2024-09-11T15:04:13+01:00 ERROR - [jobs-submit cmd] (remote init)
[jobs-submit ret_code] 1
2024-09-11T15:04:13+01:00 CRITICAL - [1/foo/01:preparing] submission failed
2024-09-11T15:04:13+01:00 INFO - [1/foo/01:preparing] => submit-failed
However if I run a simple test with a subset of the real hosts it does not try them all.
global.conf
:
[platforms]
[[sci4.jasmin.ac.uk, sci5.jasmin.ac.uk, sci6.jasmin.ac.uk]]
install target = jasmin
[platform groups]
[[sci_bg]]
platforms = sci4.jasmin.ac.uk, sci5.jasmin.ac.uk, sci6.jasmin.ac.uk
In this case submission to sci4 and sci5 will work, but sci6 is not available at the moment so will fail.
My test workflow:
[scheduling]
cycling mode = integer
initial cycle point = 1
final cycle point = 10
[[graph]]
P1 = "foo[-P1] => foo"
[runtime]
[[foo]]
platform = sci_bg
Then the log/scheduler/log
file looks like this:
2024-09-11T18:28:27+01:00 INFO - Final point: 10
2024-09-11T18:28:27+01:00 INFO - Cold start from 1
2024-09-11T18:28:27+01:00 INFO - New flow: 1 (original flow from 1) 2024-09-11T18:28:27
2024-09-11T18:28:27+01:00 INFO - [1/foo:waiting(runahead)] => waiting
2024-09-11T18:28:27+01:00 INFO - [1/foo:waiting] => waiting(queued)
2024-09-11T18:28:27+01:00 INFO - [1/foo:waiting(queued)] => waiting
2024-09-11T18:28:27+01:00 INFO - [1/foo:waiting] => preparing
2024-09-11T18:28:27+01:00 INFO - platform: sci4.jasmin.ac.uk - remote init (on sci4.jasmin.ac.uk)
2024-09-11T18:28:30+01:00 INFO - platform: sci4.jasmin.ac.uk - remote file install (on sci4.jasmin.ac.uk)
2024-09-11T18:28:31+01:00 INFO - platform: sci4.jasmin.ac.uk - remote file install complete
2024-09-11T18:28:33+01:00 INFO - [1/foo/01:preparing] submitted to sci4.jasmin.ac.uk:background[23420]

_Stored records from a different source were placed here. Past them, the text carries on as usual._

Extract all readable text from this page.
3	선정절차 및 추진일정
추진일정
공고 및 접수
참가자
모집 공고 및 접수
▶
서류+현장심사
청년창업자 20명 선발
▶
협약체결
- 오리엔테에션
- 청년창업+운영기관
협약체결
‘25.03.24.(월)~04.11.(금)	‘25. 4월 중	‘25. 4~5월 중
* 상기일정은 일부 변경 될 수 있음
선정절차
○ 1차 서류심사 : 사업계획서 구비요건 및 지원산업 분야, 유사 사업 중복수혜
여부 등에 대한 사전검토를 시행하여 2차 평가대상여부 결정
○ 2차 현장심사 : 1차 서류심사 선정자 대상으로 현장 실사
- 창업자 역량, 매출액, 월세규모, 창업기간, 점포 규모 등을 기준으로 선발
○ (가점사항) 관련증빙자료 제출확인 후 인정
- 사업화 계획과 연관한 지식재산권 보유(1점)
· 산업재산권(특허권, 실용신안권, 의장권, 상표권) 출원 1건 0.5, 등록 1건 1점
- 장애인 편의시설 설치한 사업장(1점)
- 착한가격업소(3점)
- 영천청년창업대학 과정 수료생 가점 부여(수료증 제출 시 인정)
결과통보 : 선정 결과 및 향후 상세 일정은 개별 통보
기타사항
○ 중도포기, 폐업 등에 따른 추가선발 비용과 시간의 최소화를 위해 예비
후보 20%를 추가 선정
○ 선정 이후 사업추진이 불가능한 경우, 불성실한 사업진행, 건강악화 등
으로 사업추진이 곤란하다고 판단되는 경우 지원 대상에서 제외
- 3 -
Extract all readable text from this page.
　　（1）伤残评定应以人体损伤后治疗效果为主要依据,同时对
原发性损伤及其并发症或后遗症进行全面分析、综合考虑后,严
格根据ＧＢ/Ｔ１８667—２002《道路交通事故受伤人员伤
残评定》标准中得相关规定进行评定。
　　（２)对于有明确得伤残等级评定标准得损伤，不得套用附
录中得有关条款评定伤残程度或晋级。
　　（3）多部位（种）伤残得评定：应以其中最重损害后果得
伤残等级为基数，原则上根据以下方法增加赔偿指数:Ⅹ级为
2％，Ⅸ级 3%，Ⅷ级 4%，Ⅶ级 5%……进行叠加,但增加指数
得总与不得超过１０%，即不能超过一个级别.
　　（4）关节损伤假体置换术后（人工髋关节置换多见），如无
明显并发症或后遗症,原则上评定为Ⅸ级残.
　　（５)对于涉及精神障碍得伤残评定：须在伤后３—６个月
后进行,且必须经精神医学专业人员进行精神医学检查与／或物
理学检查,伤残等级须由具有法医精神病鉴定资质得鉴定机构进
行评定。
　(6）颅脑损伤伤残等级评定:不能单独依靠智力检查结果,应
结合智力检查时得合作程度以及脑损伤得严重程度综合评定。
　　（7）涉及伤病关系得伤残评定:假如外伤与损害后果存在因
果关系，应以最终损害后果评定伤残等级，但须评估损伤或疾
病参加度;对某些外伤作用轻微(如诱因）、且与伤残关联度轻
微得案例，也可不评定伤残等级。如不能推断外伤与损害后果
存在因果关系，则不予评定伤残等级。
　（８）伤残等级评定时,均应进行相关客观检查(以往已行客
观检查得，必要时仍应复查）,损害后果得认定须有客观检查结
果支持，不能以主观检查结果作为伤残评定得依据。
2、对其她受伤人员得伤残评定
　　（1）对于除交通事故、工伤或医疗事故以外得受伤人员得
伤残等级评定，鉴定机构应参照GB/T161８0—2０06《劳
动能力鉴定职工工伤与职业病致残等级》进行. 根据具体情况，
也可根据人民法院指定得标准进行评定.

2024-09-11T18:28:33+01:00 INFO - [1/foo/01:preparing] => submitted
2024-09-11T18:29:54+01:00 INFO - Command "poll_tasks" received. ID=96cc4840-f011-4a6b-bdbe-036480928611
poll_tasks(tasks=['1/*'])
2024-09-11T18:29:54+01:00 INFO - Command "poll_tasks" actioned. ID=96cc4840-f011-4a6b-bdbe-036480928611
2024-09-11T18:29:56+01:00 INFO - [1/foo/01:submitted] (polled)succeeded
2024-09-11T18:29:56+01:00 INFO - [1/foo/01:submitted] setting implied output: started
2024-09-11T18:29:56+01:00 INFO - [1/foo/01:submitted] => running
2024-09-11T18:29:56+01:00 INFO - [1/foo/01:running] => succeeded
2024-09-11T18:29:56+01:00 INFO - [2/foo:waiting(runahead)] => waiting
2024-09-11T18:29:56+01:00 INFO - [2/foo:waiting] => waiting(queued)
2024-09-11T18:29:56+01:00 INFO - [2/foo:waiting(queued)] => waiting
2024-09-11T18:29:56+01:00 INFO - [2/foo:waiting] => preparing
2024-09-11T18:30:07+01:00 WARNING - platform: sci_bg - Could not connect to sci6.jasmin.ac.uk.
* sci6.jasmin.ac.uk has been added to the list of unreachable hosts
* jobs-submit will retry if another host is available.
2024-09-11T18:30:07+01:00 CRITICAL - [2/foo/01:preparing] submission failed
2024-09-11T18:30:07+01:00 INFO - [2/foo/01:preparing] => submit-failed
2024-09-11T18:30:07+01:00 WARNING - [2/foo/01:submit-failed] did not complete the required outputs:
⨯ ⦙ succeeded
2024-09-11T18:30:07+01:00 ERROR - Incomplete tasks:
* 2/foo did not complete the required outputs:
⨯ ⦙ succeeded
2024-09-11T18:30:07+01:00 CRITICAL - Workflow stalled
2024-09-11T18:30:07+01:00 WARNING - PT1H stall timer starts NOW
Why doesn’t it try any other hosts? Does it depend on the reason for the failure? Am I missing something here?